Sekretaris Jenderal Kementerian ESDM, Dadan Kusdiana menyatakan pihaknya berpandangan skema power wheeling dapat mempercepat penyediaan energi bersih. Terutama untuk kebutuhan industri yang memang sekarang dituntut dalam proses produksinya menurunkan carbon footprint (emisi CO2). 


“Jadi prioritas pengembangannya pada daerah-daerah industri atau perusahaan yang konsumsi listriknya besar,” ujarnya kepada Kontan.co.id, Rabu (24/1). 

Baca Juga: Target Bauran Energi Primer EBT Direvisi, Turun Menjadi 17%-19% pada Tahun 2025

Dadan belum bisa memastikan skema power wheeling masuk ke dalam Undang-Undang Energi Baru dan Energi Terbarukan (UU EBET).

Namun sebelumnya Menteri ESDM sudah mengusulkan dalam Raker Komisi VII DPR RI bahwa skema penggunaan jaringan transmisi bersama ini memprioritaskan pemegang wilayah usaha yakni PLN dan yang lainnya dalam penyediaan energi bersih. 

Tentu dalam pelaksanaannya nanti, akan ada kondisi yang dipersyaratkan sebelum menggunakan skema power wheeling. 

Menteri ESDM Ariifn Tasrif menjelaskan, pemegang wilayah usaha harus memenuhi kebutuhan konsumen atas listrik yang bersumber dari energi baru dan energi terbarukan (EBET). 

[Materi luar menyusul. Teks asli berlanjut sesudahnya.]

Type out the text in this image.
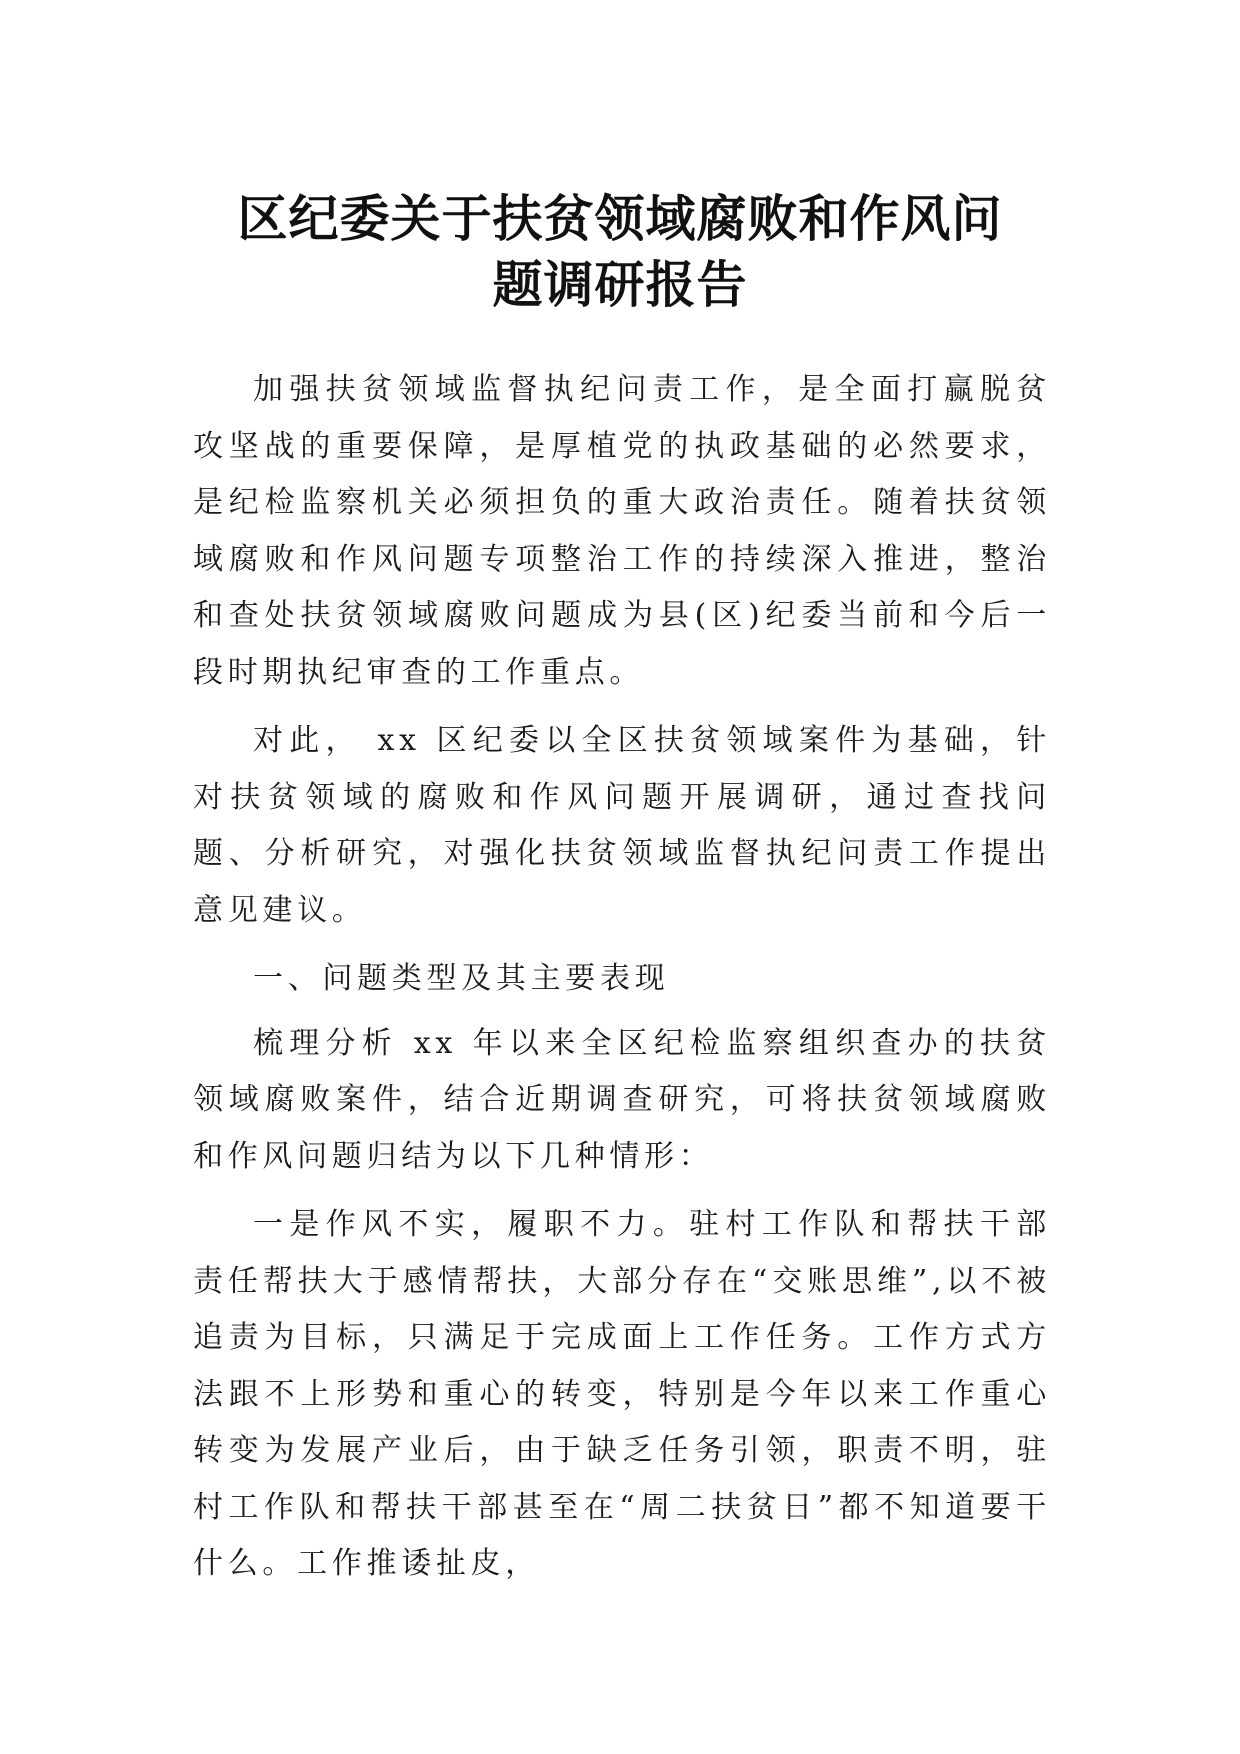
区纪委关于扶贫领域腐败和作风问
题调研报告

加强扶贫领域监督执纪问责工作，是全面打赢脱贫攻坚战的重要保障，是厚植党的执政基础的必然要求，是纪检监察机关必须担负的重大政治责任。随着扶贫领域腐败和作风问题专项整治工作的持续深入推进，整治和查处扶贫领域腐败问题成为县(区)纪委当前和今后一段时期执纪审查的工作重点。

对此， xx 区纪委以全区扶贫领域案件为基础，针对扶贫领域的腐败和作风问题开展调研，通过查找问题、分析研究，对强化扶贫领域监督执纪问责工作提出意见建议。

一、问题类型及其主要表现

梳理分析 xx 年以来全区纪检监察组织查办的扶贫领域腐败案件，结合近期调查研究，可将扶贫领域腐败和作风问题归结为以下几种情形：

一是作风不实，履职不力。驻村工作队和帮扶干部责任帮扶大于感情帮扶，大部分存在“交账思维”,以不被追责为目标，只满足于完成面上工作任务。工作方式方法跟不上形势和重心的转变，特别是今年以来工作重心转变为发展产业后，由于缺乏任务引领，职责不明，驻村工作队和帮扶干部甚至在“周二扶贫日”都不知道要干什么。工作推诿扯皮，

Mekanisme jika pemegang wilayah usaha tidak bisa memenuhi kebutuhan konsumen, maka konsumen dapat diberikan pasokan listrik melalui point to point, kerja sama pemanfaatan (sewa) aset pembangkit, atau perjanjian jual beli listrik (PJBL) dengan pemegang wilayah usaha lainnya. 

Mekanisme yang dimaksud dilakukan melalui power wheeling. 

Adapun untuk pelaksanaan power wheeling, wajib dibuka akses penyaluran listrik dari sumber EBET dengan mengenakan biaya yang diatur oleh pemerintah. Dengan syarat tetap menjaga dan memperhatikan keandalan sistem, kualitas pelayanan pelanggan, dan keekonomian dari pemegang izin usaha transmisi dan distribusi tenaga listrik. 

Arifin menegaskan, pemerintah akan melakukan pengawasan supaya mekanisme ini bisa berjalan tanpa memberikan dampak tambahan pada PLN. 

“Tanpa adanya akses (penggunaan transmisi bersama) ini, kemungkinan sulit bisa mendapatkan percepatan bauran energi baru terbarukan dalam sistem. Jadi tidak semuanya bisa disediakan satu pihak. Perlu kerja sama dengan seluruh pihak yang perlu berinvestasi,” ujarnya belum lama ini.

Menurut Arifin, banyak manfaat yang dapat dirasakan dengan penggunaan jaringan transmisi dan distribusi bersama. 

Pertama, terbukanya akses energi bersih yang lebih luas kepada industri manufaktur dalam negeri sehingga dapat meningkatkan daya saing produk Indonesia di kancah global. 

Seperti diketahui, saat ini sejumlah negara tujuan ekspor mulai menerapkan peraturan yang menjadikan faktor emisi sebagai salah satu variabel untuk memasuki pasar mereka. Misalnya saja di Uni Eropa yang mengenakan pajak lebih tinggi untuk produk yang menghasilkan emisi lebih tinggi dalam proses produksinya. 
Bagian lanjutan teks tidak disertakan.